Peer-Reviewed Publication

Study design of two trials of ocrelizumab in pregnant and lactating women with MS

Ocrelizumab during pregnancy and lactation: Rationale and design of the MINORE and SOPRANINO studies in women with MS and their infants

Riley Bove, Kerstin Hellwig, Noemi Pasquarelli, Francesco Borriello, Ruth Dobson, Celia Oreja-Guevara, Chien-Ju Lin, Dusanka Zecevic, Licinio Craveiro, Thomas McElrath, Sandra Vukusic


Most disease-modifying therapies (DMTs) approved for the treatment of multiple sclerosis (MS) are not recommended during pregnancy, and discouraged while breastfeeding. However, discontinuation of some DMTs before pregnancy can leave women vulnerable to MS relapses. Although available data on ocrelizumab suggest no increased risk in terms of pregnancy or neonatal outcomes, it is unknown whether ocrelizumab transfers across the placenta or is absorbed through breastmilk; and if so, whether infant B cell development, immune responses or growth and development are affected. This manuscript describes two studies designed to address these uncertainties.


MINORE and SOPRANINO are multicentre open-label studies. MINORE, which addresses placental transfer, will recruit 44 women with MS or clinically isolated syndrome (CIS) exposed to ocrelizumab between 6 months before the last menstrual period (LMP) to the end of the first trimester. It will evaluate pharmacodynamic effects of potential in utero exposure through the proportion of infants with B cell numbers below lower limit of normal (LLN) at week 6 of life (primary endpoint); as well as through vaccine-induced antibody responses (reflecting B cell function) during the first year of life. Placental transfer will be assessed through measurement of ocrelizumab concentrations in paired samples at delivery (maternal blood as well as umbilical cord blood), and infant serum at week 6 of life.

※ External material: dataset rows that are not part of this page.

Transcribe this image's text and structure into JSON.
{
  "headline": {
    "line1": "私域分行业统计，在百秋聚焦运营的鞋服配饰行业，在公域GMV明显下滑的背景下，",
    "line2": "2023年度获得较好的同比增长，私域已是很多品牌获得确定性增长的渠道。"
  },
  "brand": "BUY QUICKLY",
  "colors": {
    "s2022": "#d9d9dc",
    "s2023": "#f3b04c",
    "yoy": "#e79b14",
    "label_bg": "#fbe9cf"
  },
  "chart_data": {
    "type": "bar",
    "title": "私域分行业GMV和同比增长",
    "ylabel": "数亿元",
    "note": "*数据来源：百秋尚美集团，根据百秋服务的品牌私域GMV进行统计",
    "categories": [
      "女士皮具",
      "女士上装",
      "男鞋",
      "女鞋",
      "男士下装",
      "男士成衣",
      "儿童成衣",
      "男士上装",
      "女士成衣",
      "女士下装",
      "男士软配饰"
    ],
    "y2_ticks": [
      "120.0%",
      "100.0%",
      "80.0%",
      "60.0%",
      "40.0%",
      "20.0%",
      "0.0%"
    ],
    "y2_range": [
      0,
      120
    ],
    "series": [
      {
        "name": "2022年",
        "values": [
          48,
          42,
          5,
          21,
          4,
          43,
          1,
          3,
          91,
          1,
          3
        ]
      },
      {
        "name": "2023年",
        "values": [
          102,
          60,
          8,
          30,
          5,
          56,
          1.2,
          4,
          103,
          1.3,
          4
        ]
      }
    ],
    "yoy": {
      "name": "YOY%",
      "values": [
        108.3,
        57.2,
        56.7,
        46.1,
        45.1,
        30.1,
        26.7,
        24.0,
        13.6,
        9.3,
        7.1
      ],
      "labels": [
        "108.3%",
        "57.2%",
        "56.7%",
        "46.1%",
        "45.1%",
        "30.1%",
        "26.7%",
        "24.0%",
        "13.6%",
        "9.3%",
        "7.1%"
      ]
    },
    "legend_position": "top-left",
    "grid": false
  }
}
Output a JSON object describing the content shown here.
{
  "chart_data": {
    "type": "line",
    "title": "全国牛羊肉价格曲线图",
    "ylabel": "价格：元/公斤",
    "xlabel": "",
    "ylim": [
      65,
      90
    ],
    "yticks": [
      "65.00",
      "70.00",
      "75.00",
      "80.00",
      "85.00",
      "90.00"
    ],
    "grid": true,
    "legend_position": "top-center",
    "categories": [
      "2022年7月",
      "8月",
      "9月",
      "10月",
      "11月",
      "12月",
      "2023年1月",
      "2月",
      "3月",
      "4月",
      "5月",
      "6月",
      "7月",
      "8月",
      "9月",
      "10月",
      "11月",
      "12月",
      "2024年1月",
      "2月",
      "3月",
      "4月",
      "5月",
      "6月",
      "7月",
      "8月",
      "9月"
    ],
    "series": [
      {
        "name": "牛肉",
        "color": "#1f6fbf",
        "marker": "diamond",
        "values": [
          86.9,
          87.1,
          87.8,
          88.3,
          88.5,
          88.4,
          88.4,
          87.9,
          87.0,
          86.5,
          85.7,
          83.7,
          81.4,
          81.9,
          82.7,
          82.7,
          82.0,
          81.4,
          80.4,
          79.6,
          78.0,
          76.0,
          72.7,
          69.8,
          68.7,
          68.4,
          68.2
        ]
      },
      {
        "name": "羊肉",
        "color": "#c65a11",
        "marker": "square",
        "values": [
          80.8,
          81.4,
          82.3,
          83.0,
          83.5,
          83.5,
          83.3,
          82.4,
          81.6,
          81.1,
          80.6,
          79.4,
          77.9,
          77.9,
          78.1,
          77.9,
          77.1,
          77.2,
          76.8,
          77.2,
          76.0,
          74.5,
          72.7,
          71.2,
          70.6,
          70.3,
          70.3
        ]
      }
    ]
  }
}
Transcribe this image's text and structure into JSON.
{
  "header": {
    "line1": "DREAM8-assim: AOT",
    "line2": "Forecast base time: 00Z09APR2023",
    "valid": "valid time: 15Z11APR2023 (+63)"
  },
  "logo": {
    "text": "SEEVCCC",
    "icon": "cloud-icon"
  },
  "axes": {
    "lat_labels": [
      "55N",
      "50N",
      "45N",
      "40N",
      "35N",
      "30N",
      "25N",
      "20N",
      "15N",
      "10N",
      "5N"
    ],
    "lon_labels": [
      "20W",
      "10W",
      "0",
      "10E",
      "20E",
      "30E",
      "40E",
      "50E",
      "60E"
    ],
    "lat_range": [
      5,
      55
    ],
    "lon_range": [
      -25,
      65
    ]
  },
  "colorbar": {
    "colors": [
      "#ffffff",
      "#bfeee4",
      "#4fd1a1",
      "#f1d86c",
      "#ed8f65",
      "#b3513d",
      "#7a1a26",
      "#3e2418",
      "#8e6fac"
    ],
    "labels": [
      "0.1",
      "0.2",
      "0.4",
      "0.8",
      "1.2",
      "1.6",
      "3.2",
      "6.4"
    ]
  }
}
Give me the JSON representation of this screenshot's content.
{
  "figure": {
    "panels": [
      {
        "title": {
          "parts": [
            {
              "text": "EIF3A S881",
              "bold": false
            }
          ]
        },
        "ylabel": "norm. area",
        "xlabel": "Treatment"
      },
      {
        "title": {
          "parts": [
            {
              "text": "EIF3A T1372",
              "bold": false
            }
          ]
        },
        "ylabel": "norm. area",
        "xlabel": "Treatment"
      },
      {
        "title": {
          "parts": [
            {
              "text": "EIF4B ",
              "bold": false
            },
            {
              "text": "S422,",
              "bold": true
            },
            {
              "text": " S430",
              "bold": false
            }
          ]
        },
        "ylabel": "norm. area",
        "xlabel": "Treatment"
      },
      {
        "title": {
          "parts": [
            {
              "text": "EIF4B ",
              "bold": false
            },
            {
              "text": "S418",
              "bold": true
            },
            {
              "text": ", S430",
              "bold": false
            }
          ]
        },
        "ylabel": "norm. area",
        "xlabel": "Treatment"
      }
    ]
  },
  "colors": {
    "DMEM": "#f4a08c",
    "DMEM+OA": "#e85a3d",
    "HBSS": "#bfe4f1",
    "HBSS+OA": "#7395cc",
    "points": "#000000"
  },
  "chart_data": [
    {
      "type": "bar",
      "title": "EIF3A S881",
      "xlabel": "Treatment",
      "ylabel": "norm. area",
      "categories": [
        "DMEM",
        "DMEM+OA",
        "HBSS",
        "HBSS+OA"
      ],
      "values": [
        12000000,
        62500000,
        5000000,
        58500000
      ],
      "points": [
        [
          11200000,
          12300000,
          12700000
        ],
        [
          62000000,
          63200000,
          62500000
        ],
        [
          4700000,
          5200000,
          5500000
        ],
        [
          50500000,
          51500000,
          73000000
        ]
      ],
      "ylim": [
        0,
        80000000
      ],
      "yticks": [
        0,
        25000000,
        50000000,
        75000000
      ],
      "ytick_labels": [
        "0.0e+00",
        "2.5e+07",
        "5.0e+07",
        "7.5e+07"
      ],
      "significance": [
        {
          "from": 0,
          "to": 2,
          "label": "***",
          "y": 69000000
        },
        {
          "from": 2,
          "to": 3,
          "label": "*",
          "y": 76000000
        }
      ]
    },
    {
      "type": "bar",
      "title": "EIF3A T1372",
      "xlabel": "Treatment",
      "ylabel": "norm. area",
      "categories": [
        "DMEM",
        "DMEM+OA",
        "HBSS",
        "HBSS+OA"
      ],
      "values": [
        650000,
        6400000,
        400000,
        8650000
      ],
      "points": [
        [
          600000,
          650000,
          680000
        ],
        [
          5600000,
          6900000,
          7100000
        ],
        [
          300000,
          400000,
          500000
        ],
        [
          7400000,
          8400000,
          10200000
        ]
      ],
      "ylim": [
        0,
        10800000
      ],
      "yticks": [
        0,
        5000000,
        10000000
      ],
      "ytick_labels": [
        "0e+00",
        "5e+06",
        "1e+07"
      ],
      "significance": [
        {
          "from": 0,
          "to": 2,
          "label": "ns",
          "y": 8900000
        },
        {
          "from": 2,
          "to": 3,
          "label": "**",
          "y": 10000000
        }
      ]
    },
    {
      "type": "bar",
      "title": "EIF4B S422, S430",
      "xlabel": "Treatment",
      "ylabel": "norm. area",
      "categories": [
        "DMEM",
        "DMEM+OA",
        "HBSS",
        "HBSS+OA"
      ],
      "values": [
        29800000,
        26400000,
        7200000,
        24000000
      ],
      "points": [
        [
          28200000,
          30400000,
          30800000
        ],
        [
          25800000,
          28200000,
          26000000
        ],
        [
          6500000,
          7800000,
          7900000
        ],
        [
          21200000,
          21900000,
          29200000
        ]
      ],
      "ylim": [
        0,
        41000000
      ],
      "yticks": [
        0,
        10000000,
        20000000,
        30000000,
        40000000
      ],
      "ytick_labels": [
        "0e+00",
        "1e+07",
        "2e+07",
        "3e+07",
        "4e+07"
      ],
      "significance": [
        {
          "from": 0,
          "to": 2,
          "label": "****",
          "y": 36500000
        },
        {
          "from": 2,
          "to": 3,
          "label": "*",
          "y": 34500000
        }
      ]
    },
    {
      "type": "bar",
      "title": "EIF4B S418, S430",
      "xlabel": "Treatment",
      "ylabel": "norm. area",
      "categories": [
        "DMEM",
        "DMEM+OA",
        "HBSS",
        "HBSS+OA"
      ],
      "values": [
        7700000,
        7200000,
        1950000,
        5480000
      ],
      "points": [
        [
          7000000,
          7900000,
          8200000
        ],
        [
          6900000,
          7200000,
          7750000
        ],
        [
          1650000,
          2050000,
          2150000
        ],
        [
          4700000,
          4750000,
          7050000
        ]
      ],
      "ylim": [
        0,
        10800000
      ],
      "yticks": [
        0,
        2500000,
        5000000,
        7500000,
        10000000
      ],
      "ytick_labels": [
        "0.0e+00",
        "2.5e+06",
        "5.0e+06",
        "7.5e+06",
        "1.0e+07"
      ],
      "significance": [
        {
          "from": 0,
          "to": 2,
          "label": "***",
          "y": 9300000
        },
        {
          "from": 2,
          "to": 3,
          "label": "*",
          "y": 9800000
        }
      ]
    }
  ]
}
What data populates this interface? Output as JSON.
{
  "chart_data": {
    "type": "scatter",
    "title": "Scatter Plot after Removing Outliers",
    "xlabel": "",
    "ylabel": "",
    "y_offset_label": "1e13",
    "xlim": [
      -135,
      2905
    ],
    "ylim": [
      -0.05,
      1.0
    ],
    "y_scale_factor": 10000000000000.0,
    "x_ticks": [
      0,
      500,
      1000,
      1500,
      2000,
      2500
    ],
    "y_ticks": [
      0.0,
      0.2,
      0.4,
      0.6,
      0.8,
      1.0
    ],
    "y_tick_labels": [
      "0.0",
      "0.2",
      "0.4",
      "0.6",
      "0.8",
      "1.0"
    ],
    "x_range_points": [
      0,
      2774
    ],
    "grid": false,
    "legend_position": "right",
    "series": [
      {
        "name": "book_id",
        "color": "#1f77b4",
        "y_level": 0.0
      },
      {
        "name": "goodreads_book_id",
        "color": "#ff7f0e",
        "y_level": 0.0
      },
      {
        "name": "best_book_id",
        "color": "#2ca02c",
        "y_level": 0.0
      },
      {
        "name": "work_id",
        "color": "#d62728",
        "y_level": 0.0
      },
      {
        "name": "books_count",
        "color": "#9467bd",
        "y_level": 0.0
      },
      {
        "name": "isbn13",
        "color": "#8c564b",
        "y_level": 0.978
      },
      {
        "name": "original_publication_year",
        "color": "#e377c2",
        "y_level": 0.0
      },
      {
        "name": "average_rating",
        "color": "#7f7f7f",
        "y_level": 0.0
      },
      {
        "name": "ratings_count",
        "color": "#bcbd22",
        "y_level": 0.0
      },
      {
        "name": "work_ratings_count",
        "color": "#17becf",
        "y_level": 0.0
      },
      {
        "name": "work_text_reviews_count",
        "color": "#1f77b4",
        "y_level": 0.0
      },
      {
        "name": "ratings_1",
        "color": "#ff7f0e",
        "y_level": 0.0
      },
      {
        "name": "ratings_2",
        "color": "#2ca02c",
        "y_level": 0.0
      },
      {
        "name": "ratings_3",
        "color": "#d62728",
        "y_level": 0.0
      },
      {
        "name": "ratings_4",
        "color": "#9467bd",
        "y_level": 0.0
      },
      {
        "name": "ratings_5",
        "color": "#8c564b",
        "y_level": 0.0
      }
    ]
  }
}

SOPRANINO, which evaluates breastmilk transfer, will recruit 20 women with MS or CIS who resume or initiate ocrelizumab treatment while breastfeeding. The effect of potential exposure through breastmilk will be assessed through the proportion of infants with B cell levels below LLN at 30 days after the mother's first post-partum ocrelizumab infusion (co-primary endpoint). Infant exposure via breastmilk will be assessed through ocrelizumab average daily infant dose in breastmilk over 60 days after the same infusion (co-primary endpoint). Vaccine-induced responses will be measured as in MINORE.

Both studies will also measure infant growth and development over the first year of life and safety outcomes in both mothers and infants. All analyses will be descriptive, under an estimand framework.


Both studies are designed to mimic real-world clinical practice. Treatment decisions for ocrelizumab are independent from study participation; as such, these studies will recruit women who decide, along with their physicians, to continue their pregnancies despite potential in utero exposure (for MINORE); or to breastfeed while under ocrelizumab treatment (for SOPRANINO).

MINORE is the first prospective study to measure placental transfer of any DMT in MS, and to perform comprehensive assessments in infants and mothers. Results may inform the optimal contraception period for women treated with ocrelizumab who are planning a pregnancy. Similarly, SOPRANINO is the first prospective study to measure pharmacodynamic effects of ocrelizumab in breastfed infants in addition to pharmacokinetic parameters in breastmilk. SOPRANINO may establish whether breastfeeding is safe for infants whose mothers received treatment with ocrelizumab.


By collecting detailed pharmacokinetic, pharmacodynamic and safety information, MINORE and SOPRANINO will contribute to understanding the risk/benefit of ocrelizumab in pregnant and lactating women with MS.